At an industry breakfast yesterday, the commercial real estate brokers at Cushman & Wakefield announced that New York City has reached a tipping point: For the first time since 1999, the information and media sector (including technology) beat out financial services terms of office leasing.
In the first quarter of 2012, information and media accounted for 27.8 percent of office leasing by square footage, compared to the financial sector’s 26.3 percent. “New York is not just a financial town anymore,” Cushman’s managing director Ken McCarthy told the Real Deal.
You don’t have to tell Dumbo. Yesterday, the Brooklyn Paper reported that commercial vacancy rates in the neighborhood are down to 2 percent, prompting city planners to try to make Downtown more appealing to Brooklyn’s creative class. “Everyone in the tech industry wants to be in DUMBO,” said the paper. And here we thought the ideal spot was spitting distance from Union Square Ventures.
Betabeat reached out to real estate broker Chris Havens, an expert in Dumbo’s cobblestone streets and East River vistas, to find out more.
According to Mr. Havens, who pegged the vacancy rate at 3 percent, it’s a matter of capacity. Dumbo has 1.26 million square feet of leasable office space across just nine buildings, which Mr. Havens said was equivalent to “a few blocks in Midtown South.” One hundred and fifty leases have already been signed in the last year and a half. “This has been building for a long time and it has a lot more to do with the economy,” he said noting the proliferation of graphic design, affiliate marketing, consumer tech, architectural, and other creative startups in Dumbo. “It’s getting tighter and tighter and tighter.”
Mr. Havens said three counties in the country dominate in terms of creative business tenants: L.A. county, New York county, and Kings county. “Brooklyn is booming. In fact some people think there are more creatives in BK than Manhattan,” he said, but added a note of skepticism, “Who knows?”
In Dumbo, the two biggest tech tenants are Etsy, “an Ebay for twee people,” as the Brooklyn Paper describes it, and Wireless Generation. The amount of space those two companies have taken up has “pushed other tenants out,” said Mr. Havens.
But don’t founders want to be General Assembly-adjacent? “There’s way more tenants like this in Union Square,” Mr. Havens admitted. “But this is $27 dollar [per-square-foot] space. So it doesn’t matter what people like in Manhattan.”
For Brooklyn residents that want to work close by, there are increasingly fewer options, he said. “There’s no space in Fort Greene. Gowanus is tight too. They don’t like Downtown.”
As the Brooklyn Paper notes, neighborhood groups are trying to do something about that.

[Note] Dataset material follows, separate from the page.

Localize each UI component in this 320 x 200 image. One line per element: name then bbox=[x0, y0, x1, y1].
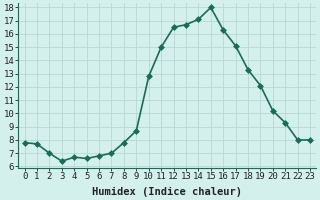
X-axis label: Humidex (Indice chaleur): Humidex (Indice chaleur) bbox=[92, 186, 242, 197]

“The DUMBO Improvement District, Brooklyn Navy Yard, and Downtown Brooklyn Partnership have joined forces to launch a task force seeking ways to nurture the borough’s tech sector, both inside DUMBO and beyond. That includes making Downtown more palatable for startups by improving streetscapes, creating a shuttle-bus system between the startup neighborhoods, and providing attractive commercial space.”
We’re inclined to go with commenter SwampYankee, who wrote, “Because anyone that works in software for a living will tell you a really cool nabe is essential to delivering a quality product in a timely manner. Talent really has nothing to do with it.” But maybe we’re just jelly. Betabeat is stuck in The Observer offices at Hell’s Kitchen, which aside from some standout tacos and a Shake Shack outpost, really lives up to its name.